Ci sono tanti modi per allevare un ragazzo o una ragazza alla palestra della durezza. Nei primi anni di vita - Bettelheim sosteneva che fondamentali per la determinazione del carattere fossero i primi 6 - basta mettere in scena nel teatro famigliare comportamenti e modelli come: l'instaurazione del senso di colpa come dogma, la repressione, il rispetto di regole dogmatiche, la propensione all'istinto di fuga, la ribellione, la competizione, la freddezza o l'assenza.
Certo, ha ruolo fondamentale anche la predisposizione, il carattere, quello che è il proprio destino personale, quello con cui si nasce.
Ma non c'è dubbio che ciò che si assorbe nell'ambiente famigliare nei primi anni, soprattutto a livello di sofferenza interiore - quando il bambino e poi l'adolescente si sentono abbandonati a se stessi e obbligati a trovare una strada propria, una regola morale o non morale interna, indipendente - racconterà molto della vita di un adulto.
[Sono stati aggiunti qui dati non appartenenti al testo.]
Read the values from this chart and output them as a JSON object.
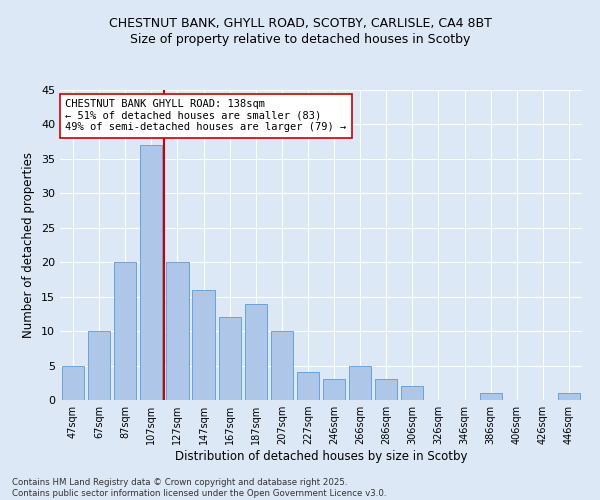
{
  "title_line1": "CHESTNUT BANK, GHYLL ROAD, SCOTBY, CARLISLE, CA4 8BT",
  "title_line2": "Size of property relative to detached houses in Scotby",
  "xlabel": "Distribution of detached houses by size in Scotby",
  "ylabel": "Number of detached properties",
  "categories": [
    "47sqm",
    "67sqm",
    "87sqm",
    "107sqm",
    "127sqm",
    "147sqm",
    "167sqm",
    "187sqm",
    "207sqm",
    "227sqm",
    "246sqm",
    "266sqm",
    "286sqm",
    "306sqm",
    "326sqm",
    "346sqm",
    "386sqm",
    "406sqm",
    "426sqm",
    "446sqm"
  ],
  "values": [
    5,
    10,
    20,
    37,
    20,
    16,
    12,
    14,
    10,
    4,
    3,
    5,
    3,
    2,
    0,
    0,
    1,
    0,
    0,
    1
  ],
  "bar_color": "#aec6e8",
  "bar_edge_color": "#5b9bd5",
  "vline_x": 3.5,
  "vline_color": "#cc0000",
  "annotation_text": "CHESTNUT BANK GHYLL ROAD: 138sqm\n← 51% of detached houses are smaller (83)\n49% of semi-detached houses are larger (79) →",
  "annotation_box_color": "#ffffff",
  "annotation_box_edge": "#cc0000",
  "ylim": [
    0,
    45
  ],
  "yticks": [
    0,
    5,
    10,
    15,
    20,
    25,
    30,
    35,
    40,
    45
  ],
  "background_color": "#dce8f5",
  "footer": "Contains HM Land Registry data © Crown copyright and database right 2025.\nContains public sector information licensed under the Open Government Licence v3.0.",
  "title_fontsize": 9,
  "subtitle_fontsize": 9,
  "tick_fontsize": 7,
  "axis_label_fontsize": 8.5,
  "annot_fontsize": 7.5
}
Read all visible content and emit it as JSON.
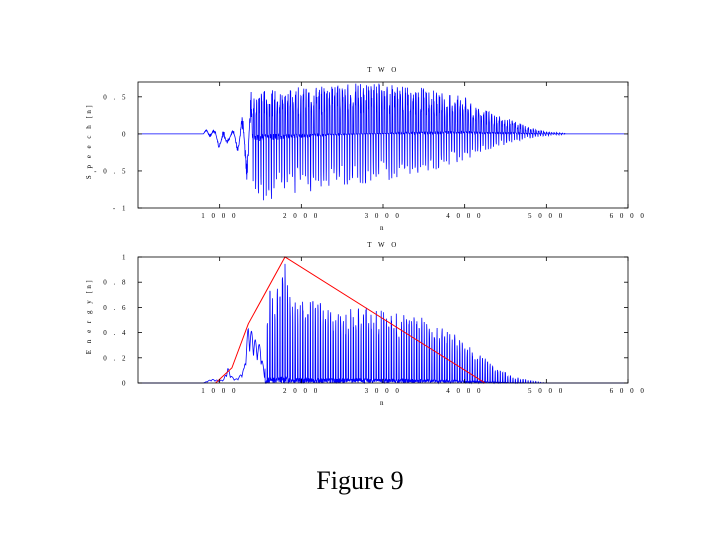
{
  "caption": "Figure 9",
  "chart_data": [
    {
      "type": "line",
      "title": "T W O",
      "xlabel": "n",
      "ylabel": "S p e e c h [n]",
      "xlim": [
        0,
        6000
      ],
      "ylim": [
        -1,
        0.7
      ],
      "xticks": [
        1000,
        2000,
        3000,
        4000,
        5000,
        6000
      ],
      "xtick_labels": [
        "1 0 0 0",
        "2 0 0 0",
        "3 0 0 0",
        "4 0 0 0",
        "5 0 0 0",
        "6 0 0 0"
      ],
      "yticks": [
        -1,
        -0.5,
        0,
        0.5
      ],
      "ytick_labels": [
        "- 1",
        "- 0 . 5",
        "0",
        "0 . 5"
      ],
      "series": [
        {
          "color": "#0000ff",
          "style": "oscillating waveform",
          "x": [
            0,
            800,
            850,
            900,
            950,
            1000,
            1050,
            1100,
            1150,
            1200,
            1250,
            1300,
            1350,
            1400,
            1450,
            1500,
            1550,
            1600,
            1700,
            1800,
            1900,
            2000,
            2200,
            2400,
            2600,
            2800,
            3000,
            3200,
            3400,
            3600,
            3800,
            4000,
            4200,
            4400,
            4600,
            4800,
            5000,
            5200,
            5250,
            6000
          ],
          "upper": [
            0,
            0,
            0.1,
            0.08,
            0.06,
            0.03,
            0.05,
            0.02,
            0.04,
            0.1,
            0.15,
            0.35,
            0.67,
            0.58,
            0.55,
            0.6,
            0.62,
            0.58,
            0.6,
            0.6,
            0.64,
            0.62,
            0.64,
            0.66,
            0.68,
            0.69,
            0.68,
            0.65,
            0.64,
            0.6,
            0.55,
            0.5,
            0.35,
            0.25,
            0.18,
            0.08,
            0.03,
            0.01,
            0,
            0
          ],
          "lower": [
            0,
            0,
            -0.02,
            -0.06,
            -0.12,
            -0.2,
            -0.28,
            -0.12,
            -0.08,
            -0.2,
            -0.3,
            -0.5,
            -0.75,
            -0.8,
            -0.82,
            -0.95,
            -0.92,
            -0.9,
            -0.88,
            -0.85,
            -0.82,
            -0.8,
            -0.76,
            -0.72,
            -0.7,
            -0.68,
            -0.66,
            -0.6,
            -0.55,
            -0.5,
            -0.42,
            -0.35,
            -0.26,
            -0.18,
            -0.12,
            -0.06,
            -0.03,
            -0.01,
            0,
            0
          ]
        }
      ]
    },
    {
      "type": "line",
      "title": "T W O",
      "xlabel": "n",
      "ylabel": "E n e r g y [n]",
      "xlim": [
        0,
        6000
      ],
      "ylim": [
        0,
        1
      ],
      "xticks": [
        1000,
        2000,
        3000,
        4000,
        5000,
        6000
      ],
      "xtick_labels": [
        "1 0 0 0",
        "2 0 0 0",
        "3 0 0 0",
        "4 0 0 0",
        "5 0 0 0",
        "6 0 0 0"
      ],
      "yticks": [
        0,
        0.2,
        0.4,
        0.6,
        0.8,
        1
      ],
      "ytick_labels": [
        "0",
        "0 . 2",
        "0 . 4",
        "0 . 6",
        "0 . 8",
        "1"
      ],
      "series": [
        {
          "color": "#0000ff",
          "style": "energy impulses",
          "x": [
            0,
            800,
            900,
            1000,
            1050,
            1100,
            1150,
            1200,
            1250,
            1300,
            1350,
            1400,
            1450,
            1500,
            1550,
            1600,
            1700,
            1800,
            1900,
            2000,
            2200,
            2400,
            2600,
            2800,
            3000,
            3200,
            3400,
            3600,
            3800,
            4000,
            4200,
            4400,
            4600,
            4800,
            5000,
            6000
          ],
          "peak": [
            0,
            0,
            0.03,
            0.02,
            0.03,
            0.12,
            0.05,
            0.03,
            0.06,
            0.12,
            0.45,
            0.4,
            0.32,
            0.3,
            0.05,
            0.75,
            0.8,
            0.95,
            0.75,
            0.65,
            0.65,
            0.62,
            0.6,
            0.6,
            0.58,
            0.56,
            0.54,
            0.48,
            0.42,
            0.33,
            0.22,
            0.12,
            0.05,
            0.02,
            0,
            0
          ]
        },
        {
          "color": "#ff0000",
          "style": "piecewise envelope",
          "x": [
            950,
            1150,
            1350,
            1800,
            4250
          ],
          "y": [
            0,
            0.12,
            0.47,
            1,
            0
          ]
        }
      ]
    }
  ]
}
Esercitato a lungo alla palestra della durezza, il bambino diventato adulto tenderà a ripetere quei modelli, a metterli nuovamente in scena, ciclicamente, periodicamente, nevroticamente per poterli poi smentire, tradire o con-traddire.
Non servirà ricoprire questo adulto di rassicurazioni o bene, dispensato più o meno gratuitamente. Il carattere tenderà a imporsi non appena sarà libero di farlo, cioè non appena i vincoli o le sovrastrutture - un sentimento, un obbligo, un legame - si saranno spezzati.
Il carattere anzi, segretamente, lotterà sempre, già da prima e durante, contro questi vincoli e queste "sovrastrutture". Remerà contro, per poter un giorno dire all'altro se stesso, trionfante: "ecco, vedi, io avevo ragione".
La palestra della durezza lascia segni come cicatrici, che non si cancellano con il tempo. Rifiutando, fingendo di accettarlo, ciò che è mansuetudine, malleabilità, comprensione, genuinità.
E' come se - e la storia della letteratura mondiale e del cinema è piena di modelli/stereotipi di questo tipo - l'eroe della durezza avesse bisogno di dimostrare a se stesso molto prima che al mondo, che occorre essere duri, non lasciarsi ingannare, non scendere a patti. Jake La Motta prenderà a testate le pareti della prigione (come avviene nel finale di Toro Scatenato), pur di non dover ammettere con/a se stesso - che è stato, per molto tempo, forse per tutta la vita, il principale, inutile nemico di se stesso.